The triangle of responsibility
Originator
/ \
/ \
/ intent \
/ + context \
/ \
Cross-Examiner ----- Executor
observation output Each vertex of the triangle has a distinct cognitive responsibility. Information flows between them through structured handoffs. The human sits at the center, deciding when and what to hand off.
Originator
The Originator is conversational. It holds the long-running context of what you are trying to accomplish. It is ambiguity-tolerant. It helps you think through the problem, form intent, and articulate constraints.
The Originator is typically a chat-style model. ChatGPT excels here. Claude in conversation mode excels here. These models are built for dialogue, for exploration, for refining ideas through iteration.
What the Originator does:
- Holds the ongoing conversation about what you want
- Helps you articulate intent and constraints
- Refines ideas through dialogue
- Prepares handoffs for the Executor
What the Originator does not do:
- Execute bounded tasks
- Generate production artifacts
- Verify its own suggestions
Executor
The Executor is bounded. It receives a clear task, executes it, and produces output. It is instruction-following. It does not ideate. It does not explore alternatives. It does what it is told, within the constraints it is given.
The Executor is typically an agentic or code-focused model. Claude Code excels here. Codex excels here. These models are built for bounded execution, for following instructions precisely, for producing artifacts.
What the Executor does:
- Receives structured handoffs with clear intent
- Executes bounded tasks
- Produces artifacts (code, text, files)
- Reports what it did
What the Executor does not do:
- Question the overall strategy
- Explore alternative approaches
- Hold long-running context
- Verify its own output
Cross-Examiner
The Cross-Examiner is observational. It looks at what the Executor produced and reports what it sees. It is detached. It does not suggest fixes. It does not write code. It observes and reports.
The Cross-Examiner is typically a model with strong analytical capabilities. Gemini excels here. Any model can serve this role when prompted correctly. The key is that it has no stake in the output.
What the Cross-Examiner does:
- Reviews Executor output against stated intent
- Identifies discrepancies and concerns
- Reports observations without suggestion
- Provides an independent perspective
What the Cross-Examiner does not do:
- Fix problems it finds
- Write code
- Participate in the creative process
- Make execution decisions
Why not two roles? Why not four?
Two roles collapse the distinction between observation and execution. When the same model that executes also verifies, it has a stake in confirming its own work. The verification becomes performative.

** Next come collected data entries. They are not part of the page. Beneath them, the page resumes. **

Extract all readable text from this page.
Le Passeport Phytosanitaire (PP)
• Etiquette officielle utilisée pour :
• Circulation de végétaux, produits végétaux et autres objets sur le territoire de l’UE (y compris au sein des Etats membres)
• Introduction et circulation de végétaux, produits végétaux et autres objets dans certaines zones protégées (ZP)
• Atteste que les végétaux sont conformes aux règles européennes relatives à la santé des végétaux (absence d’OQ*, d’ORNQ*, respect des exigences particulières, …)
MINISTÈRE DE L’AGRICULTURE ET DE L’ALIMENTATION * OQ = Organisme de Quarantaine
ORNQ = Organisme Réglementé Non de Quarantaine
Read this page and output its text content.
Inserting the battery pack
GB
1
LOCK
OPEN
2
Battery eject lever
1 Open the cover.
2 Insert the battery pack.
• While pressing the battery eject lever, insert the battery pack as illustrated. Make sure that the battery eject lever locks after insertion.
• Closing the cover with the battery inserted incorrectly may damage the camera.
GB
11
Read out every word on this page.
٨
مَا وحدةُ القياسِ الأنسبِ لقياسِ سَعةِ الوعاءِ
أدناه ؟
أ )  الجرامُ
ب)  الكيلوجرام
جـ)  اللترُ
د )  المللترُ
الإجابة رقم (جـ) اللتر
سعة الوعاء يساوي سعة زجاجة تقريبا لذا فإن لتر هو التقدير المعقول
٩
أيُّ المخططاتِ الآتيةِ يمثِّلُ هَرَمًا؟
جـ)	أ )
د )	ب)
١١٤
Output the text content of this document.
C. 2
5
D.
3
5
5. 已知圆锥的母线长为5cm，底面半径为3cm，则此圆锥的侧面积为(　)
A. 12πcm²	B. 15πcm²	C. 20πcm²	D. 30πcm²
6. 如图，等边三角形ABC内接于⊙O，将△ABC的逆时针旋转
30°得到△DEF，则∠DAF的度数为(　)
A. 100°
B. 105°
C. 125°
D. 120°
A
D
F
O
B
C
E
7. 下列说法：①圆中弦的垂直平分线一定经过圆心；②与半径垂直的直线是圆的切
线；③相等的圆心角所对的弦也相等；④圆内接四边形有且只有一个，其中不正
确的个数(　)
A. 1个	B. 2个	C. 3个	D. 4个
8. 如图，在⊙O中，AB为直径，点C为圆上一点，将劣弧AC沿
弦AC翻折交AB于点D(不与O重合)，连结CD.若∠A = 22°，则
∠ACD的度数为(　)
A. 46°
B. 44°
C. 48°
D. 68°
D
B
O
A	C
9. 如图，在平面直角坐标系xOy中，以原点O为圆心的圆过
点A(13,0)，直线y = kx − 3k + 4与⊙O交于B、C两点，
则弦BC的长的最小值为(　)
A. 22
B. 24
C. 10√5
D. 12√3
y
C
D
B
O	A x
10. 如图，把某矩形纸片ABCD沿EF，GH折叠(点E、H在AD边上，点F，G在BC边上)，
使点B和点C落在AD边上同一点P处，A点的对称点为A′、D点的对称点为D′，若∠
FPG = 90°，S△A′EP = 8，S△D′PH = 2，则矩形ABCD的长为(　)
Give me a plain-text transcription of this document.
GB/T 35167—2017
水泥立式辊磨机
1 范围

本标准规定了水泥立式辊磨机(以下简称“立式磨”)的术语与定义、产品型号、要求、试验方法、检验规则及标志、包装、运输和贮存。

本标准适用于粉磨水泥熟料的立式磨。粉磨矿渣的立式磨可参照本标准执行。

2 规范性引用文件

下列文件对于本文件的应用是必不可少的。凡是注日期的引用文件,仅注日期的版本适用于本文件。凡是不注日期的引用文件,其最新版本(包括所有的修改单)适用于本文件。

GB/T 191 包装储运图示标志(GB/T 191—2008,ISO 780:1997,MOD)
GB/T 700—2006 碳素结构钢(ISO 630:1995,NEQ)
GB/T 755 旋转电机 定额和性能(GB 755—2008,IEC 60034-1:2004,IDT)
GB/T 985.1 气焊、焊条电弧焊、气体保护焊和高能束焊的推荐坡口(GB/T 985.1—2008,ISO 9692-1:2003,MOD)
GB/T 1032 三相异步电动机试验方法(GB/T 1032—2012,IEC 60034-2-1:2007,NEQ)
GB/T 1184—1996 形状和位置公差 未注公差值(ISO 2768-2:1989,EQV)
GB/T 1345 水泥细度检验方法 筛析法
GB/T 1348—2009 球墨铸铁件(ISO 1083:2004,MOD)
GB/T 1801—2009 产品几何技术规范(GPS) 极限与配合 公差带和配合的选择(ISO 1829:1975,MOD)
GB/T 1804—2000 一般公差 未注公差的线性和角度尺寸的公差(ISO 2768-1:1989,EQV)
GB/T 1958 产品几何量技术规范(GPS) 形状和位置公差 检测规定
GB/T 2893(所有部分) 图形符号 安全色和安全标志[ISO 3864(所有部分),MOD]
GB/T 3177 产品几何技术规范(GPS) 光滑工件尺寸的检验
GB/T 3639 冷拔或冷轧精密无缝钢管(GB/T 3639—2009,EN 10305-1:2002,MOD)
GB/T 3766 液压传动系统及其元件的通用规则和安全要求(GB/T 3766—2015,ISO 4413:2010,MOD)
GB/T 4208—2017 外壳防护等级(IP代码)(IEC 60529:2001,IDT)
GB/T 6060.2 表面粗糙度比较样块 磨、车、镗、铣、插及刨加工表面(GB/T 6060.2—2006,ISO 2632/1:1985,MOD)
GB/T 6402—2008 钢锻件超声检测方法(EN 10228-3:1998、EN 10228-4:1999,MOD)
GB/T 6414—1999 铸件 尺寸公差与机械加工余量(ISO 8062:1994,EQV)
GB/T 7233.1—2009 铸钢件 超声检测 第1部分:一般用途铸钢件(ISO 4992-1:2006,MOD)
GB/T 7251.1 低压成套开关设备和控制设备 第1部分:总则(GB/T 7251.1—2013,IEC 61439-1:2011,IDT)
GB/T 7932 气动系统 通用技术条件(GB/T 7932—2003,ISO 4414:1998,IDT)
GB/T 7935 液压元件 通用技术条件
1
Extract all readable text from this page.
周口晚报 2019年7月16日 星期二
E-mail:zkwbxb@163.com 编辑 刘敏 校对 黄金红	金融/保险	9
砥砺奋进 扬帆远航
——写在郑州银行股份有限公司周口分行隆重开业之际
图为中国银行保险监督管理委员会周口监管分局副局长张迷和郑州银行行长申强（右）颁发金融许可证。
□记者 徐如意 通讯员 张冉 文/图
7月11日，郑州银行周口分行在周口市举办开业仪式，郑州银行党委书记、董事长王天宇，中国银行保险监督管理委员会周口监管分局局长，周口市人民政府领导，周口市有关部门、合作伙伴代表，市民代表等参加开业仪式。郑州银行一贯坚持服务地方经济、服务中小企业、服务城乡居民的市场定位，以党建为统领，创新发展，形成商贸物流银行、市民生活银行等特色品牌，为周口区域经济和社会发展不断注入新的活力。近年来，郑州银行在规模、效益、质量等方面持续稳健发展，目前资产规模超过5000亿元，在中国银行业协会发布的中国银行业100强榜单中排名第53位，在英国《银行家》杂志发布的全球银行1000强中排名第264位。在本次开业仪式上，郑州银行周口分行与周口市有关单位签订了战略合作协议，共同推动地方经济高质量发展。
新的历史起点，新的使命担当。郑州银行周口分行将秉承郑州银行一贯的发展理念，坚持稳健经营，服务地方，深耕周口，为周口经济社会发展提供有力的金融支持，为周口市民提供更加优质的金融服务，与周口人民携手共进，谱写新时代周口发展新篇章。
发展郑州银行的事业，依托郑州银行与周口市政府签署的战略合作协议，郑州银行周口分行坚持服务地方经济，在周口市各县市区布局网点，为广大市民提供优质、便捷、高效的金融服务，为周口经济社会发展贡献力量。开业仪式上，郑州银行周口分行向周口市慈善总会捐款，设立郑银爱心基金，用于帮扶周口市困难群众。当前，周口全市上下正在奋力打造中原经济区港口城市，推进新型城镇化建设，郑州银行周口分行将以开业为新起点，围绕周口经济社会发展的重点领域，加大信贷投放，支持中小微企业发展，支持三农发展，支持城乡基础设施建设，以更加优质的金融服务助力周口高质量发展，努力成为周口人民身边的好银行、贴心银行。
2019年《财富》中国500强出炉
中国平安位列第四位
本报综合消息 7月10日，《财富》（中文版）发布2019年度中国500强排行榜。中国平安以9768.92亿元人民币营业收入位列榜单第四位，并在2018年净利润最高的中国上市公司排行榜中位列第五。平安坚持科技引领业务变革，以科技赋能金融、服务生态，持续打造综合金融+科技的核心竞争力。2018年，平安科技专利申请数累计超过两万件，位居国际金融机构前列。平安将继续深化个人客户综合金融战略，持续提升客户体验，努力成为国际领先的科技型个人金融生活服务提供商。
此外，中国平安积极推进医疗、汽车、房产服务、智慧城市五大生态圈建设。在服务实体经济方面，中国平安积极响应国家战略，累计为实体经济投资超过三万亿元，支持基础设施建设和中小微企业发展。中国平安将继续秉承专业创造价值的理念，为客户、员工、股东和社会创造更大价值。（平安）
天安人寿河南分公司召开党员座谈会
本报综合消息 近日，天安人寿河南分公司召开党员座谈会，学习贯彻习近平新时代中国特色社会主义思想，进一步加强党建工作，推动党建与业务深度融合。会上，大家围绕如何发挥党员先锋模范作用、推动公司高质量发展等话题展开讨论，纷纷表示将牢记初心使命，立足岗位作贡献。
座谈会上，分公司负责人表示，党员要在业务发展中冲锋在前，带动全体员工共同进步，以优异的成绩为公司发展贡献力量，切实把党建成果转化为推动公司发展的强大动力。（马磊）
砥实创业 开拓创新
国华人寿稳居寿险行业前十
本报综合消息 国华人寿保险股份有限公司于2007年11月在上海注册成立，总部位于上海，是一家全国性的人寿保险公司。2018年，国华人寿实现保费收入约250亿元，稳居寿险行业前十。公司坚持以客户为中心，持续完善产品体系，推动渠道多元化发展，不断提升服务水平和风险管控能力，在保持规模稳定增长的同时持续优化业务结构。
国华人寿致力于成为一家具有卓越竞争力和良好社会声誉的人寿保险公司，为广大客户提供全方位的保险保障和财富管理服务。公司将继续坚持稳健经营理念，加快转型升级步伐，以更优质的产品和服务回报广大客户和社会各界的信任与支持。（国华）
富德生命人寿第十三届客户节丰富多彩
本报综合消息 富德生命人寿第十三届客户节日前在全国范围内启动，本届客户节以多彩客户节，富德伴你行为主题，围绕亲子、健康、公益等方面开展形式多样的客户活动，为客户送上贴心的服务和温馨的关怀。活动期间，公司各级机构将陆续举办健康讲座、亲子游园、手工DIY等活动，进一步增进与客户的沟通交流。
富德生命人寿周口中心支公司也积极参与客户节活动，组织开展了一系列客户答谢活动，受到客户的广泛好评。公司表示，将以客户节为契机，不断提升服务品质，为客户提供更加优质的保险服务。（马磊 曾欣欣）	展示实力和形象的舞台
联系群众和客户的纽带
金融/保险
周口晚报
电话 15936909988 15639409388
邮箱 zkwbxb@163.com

Four or more roles add complexity without adding cognitive value. The trio maps to fundamental cognitive acts: forming intent, executing intent, and checking execution. Adding more roles tends to blur rather than clarify.
The trio is minimal and sufficient.
Not all roles are always used
For simple tasks, you may only use Originator and Executor. For exploratory work, you may only use Originator. The Cross-Examiner is most valuable when the stakes are high or when you have reason to distrust your own judgment.
The trio is a framework, not a requirement. Use what you need.
The separation is cognitive, not technical
You could run all three roles on the same model. The results would be worse, but it would work. The separation is about cognitive responsibility, not technical architecture.
When you use different models for different roles, you get the benefits of specialization. But the core insight is about separation, not about which specific model fills which role.